Ji Meiyuan saß wütend auf dem Bett und betrachtete sich selbst, übersät mit silbernen Nadeln. Sie tobte und wollte sich die Nadeln herausreißen, aber Baoqi verbot es ihr eindringlich. Mehrere Ärzte hielten sie fest, damit sie sich nicht bewegen konnte.

Als Ji Meiyuan hörte, dass Ji Wushang angekommen war, blitzte mörderische Unerbittlichkeit in ihren Augen auf. „Was macht sie hier?!“

„Was führt dich hierher? Ich bin gekommen, um meine liebe zweite Schwester zu besuchen!“, sagte Ji Wushang von draußen und ging dann hinein.

"Du... älteste Schwester." Ji Meiyuan sah zu, wie Ji Wushang wie ein Windstoß hereinkam, und ihr Herz zitterte.

Ji Wushang trat mit einem seltsamen Lächeln vor: „Zweite Schwester ist wach, das ist wunderbar!“

"Ja." Ji Meiyuan ließ sich aufs Bett fallen und rechnete nicht damit, eines Tages wieder aufzuwachen! Doch was sie nicht erwartet hatte, war das, was kommen sollte.

„Ich habe Doktor Cui gebeten, Sie mit Akupunktur zu behandeln. Seufz, endlich ist es mir gelungen, Ihr Leben zu retten.“ Ji Wushang setzte sich auf den Stuhl und sagte: „Sie können am 15. November den Zweiten Jungen Meister Nan heiraten. Herzlichen Glückwunsch! Aber ich frage mich, ob Sie und die Vierte Schwester schon besprochen haben, wer die Hauptfrau sein wird? Ach herrje, warum mache ich mir darüber Sorgen? Das ist Ihre Angelegenheit. Machen Sie sich keine Gedanken, ich werde nicht weiter darüber nachdenken. Zweite Schwester, wie geht es Ihnen?“ Ji Wushang schien mit sich selbst zu sprechen, dann wandte er sich Ji Meiyuan zu.

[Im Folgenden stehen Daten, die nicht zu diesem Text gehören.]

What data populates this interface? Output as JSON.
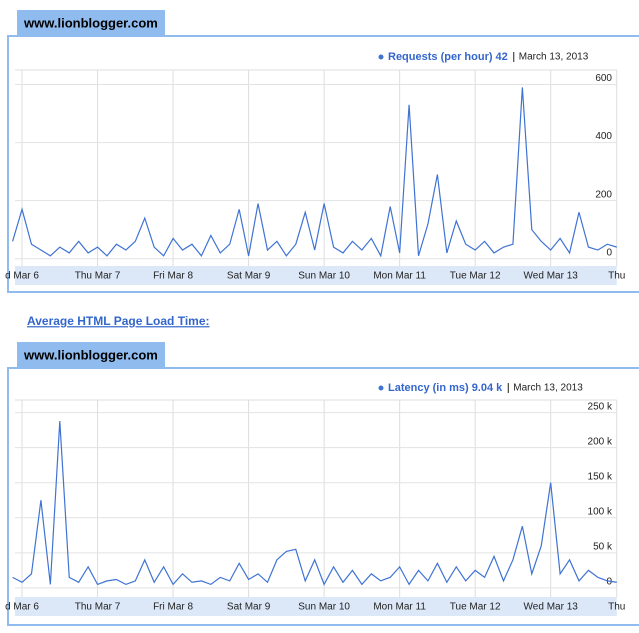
{
  "link": "Average HTML Page Load Time:",
  "chart_data": [
    {
      "type": "line",
      "tab": "www.lionblogger.com",
      "legend_value": "42",
      "legend_date": "March 13, 2013",
      "categories": [
        null,
        "d Mar 6",
        null,
        null,
        null,
        null,
        null,
        null,
        null,
        "Thu Mar 7",
        null,
        null,
        null,
        null,
        null,
        null,
        null,
        "Fri Mar 8",
        null,
        null,
        null,
        null,
        null,
        null,
        null,
        "Sat Mar 9",
        null,
        null,
        null,
        null,
        null,
        null,
        null,
        "Sun Mar 10",
        null,
        null,
        null,
        null,
        null,
        null,
        null,
        "Mon Mar 11",
        null,
        null,
        null,
        null,
        null,
        null,
        null,
        "Tue Mar 12",
        null,
        null,
        null,
        null,
        null,
        null,
        null,
        "Wed Mar 13",
        null,
        null,
        null,
        null,
        null,
        null,
        "Thu"
      ],
      "series": [
        {
          "name": "Requests (per hour)",
          "color": "#3f73d4",
          "values": [
            60,
            170,
            50,
            30,
            10,
            40,
            20,
            60,
            20,
            40,
            10,
            50,
            30,
            60,
            140,
            40,
            10,
            70,
            30,
            50,
            10,
            80,
            20,
            50,
            170,
            10,
            190,
            30,
            60,
            10,
            50,
            160,
            30,
            190,
            40,
            20,
            60,
            30,
            70,
            10,
            180,
            20,
            530,
            10,
            120,
            290,
            20,
            130,
            50,
            30,
            60,
            20,
            40,
            50,
            590,
            100,
            60,
            30,
            70,
            20,
            160,
            40,
            30,
            50,
            40
          ]
        }
      ],
      "ylim": [
        -25,
        650
      ],
      "yticks": [
        0,
        200,
        400,
        600
      ],
      "grid": true
    },
    {
      "type": "line",
      "tab": "www.lionblogger.com",
      "legend_value": "9.04 k",
      "legend_date": "March 13, 2013",
      "categories": [
        null,
        "d Mar 6",
        null,
        null,
        null,
        null,
        null,
        null,
        null,
        "Thu Mar 7",
        null,
        null,
        null,
        null,
        null,
        null,
        null,
        "Fri Mar 8",
        null,
        null,
        null,
        null,
        null,
        null,
        null,
        "Sat Mar 9",
        null,
        null,
        null,
        null,
        null,
        null,
        null,
        "Sun Mar 10",
        null,
        null,
        null,
        null,
        null,
        null,
        null,
        "Mon Mar 11",
        null,
        null,
        null,
        null,
        null,
        null,
        null,
        "Tue Mar 12",
        null,
        null,
        null,
        null,
        null,
        null,
        null,
        "Wed Mar 13",
        null,
        null,
        null,
        null,
        null,
        null,
        "Thu"
      ],
      "series": [
        {
          "name": "Latency (in ms)",
          "color": "#3f73d4",
          "values": [
            15000,
            8000,
            20000,
            125000,
            5000,
            238000,
            15000,
            8000,
            30000,
            5000,
            10000,
            12000,
            5000,
            10000,
            40000,
            8000,
            30000,
            5000,
            20000,
            8000,
            10000,
            5000,
            15000,
            10000,
            35000,
            12000,
            20000,
            8000,
            40000,
            52000,
            55000,
            10000,
            40000,
            5000,
            30000,
            8000,
            25000,
            5000,
            20000,
            10000,
            15000,
            30000,
            5000,
            25000,
            10000,
            35000,
            8000,
            30000,
            10000,
            25000,
            15000,
            45000,
            10000,
            40000,
            88000,
            20000,
            60000,
            150000,
            20000,
            40000,
            10000,
            25000,
            15000,
            10000,
            8000
          ]
        }
      ],
      "ylim": [
        -13000,
        268000
      ],
      "yticks": [
        {
          "value": 0,
          "label": "0"
        },
        {
          "value": 50000,
          "label": "50 k"
        },
        {
          "value": 100000,
          "label": "100 k"
        },
        {
          "value": 150000,
          "label": "150 k"
        },
        {
          "value": 200000,
          "label": "200 k"
        },
        {
          "value": 250000,
          "label": "250 k"
        }
      ],
      "grid": true
    }
  ]
}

Ji Meiyuan traute ihren Augen nicht, als sie hörte, dass sie es gewesen war, die sie gerettet hatte. Wie konnte das sein? Hatte sie sie denn nicht gehasst? Sie hatte doch so oft versucht, sie umzubringen! Das musste sie doch wissen! Und jetzt hatte sie sie gerettet? Was für ein Witz! Ja, da musste eine Verschwörung dahinterstecken, da musste eine Verschwörung dahinterstecken!

„Zweite Schwester, worüber denkst du nach?“, fragte Ji Wushang, trat vor und winkte die Ärzte weg. Da sich Ji Meiyuans Stimmung gebessert hatte, gingen die Ärzte warten.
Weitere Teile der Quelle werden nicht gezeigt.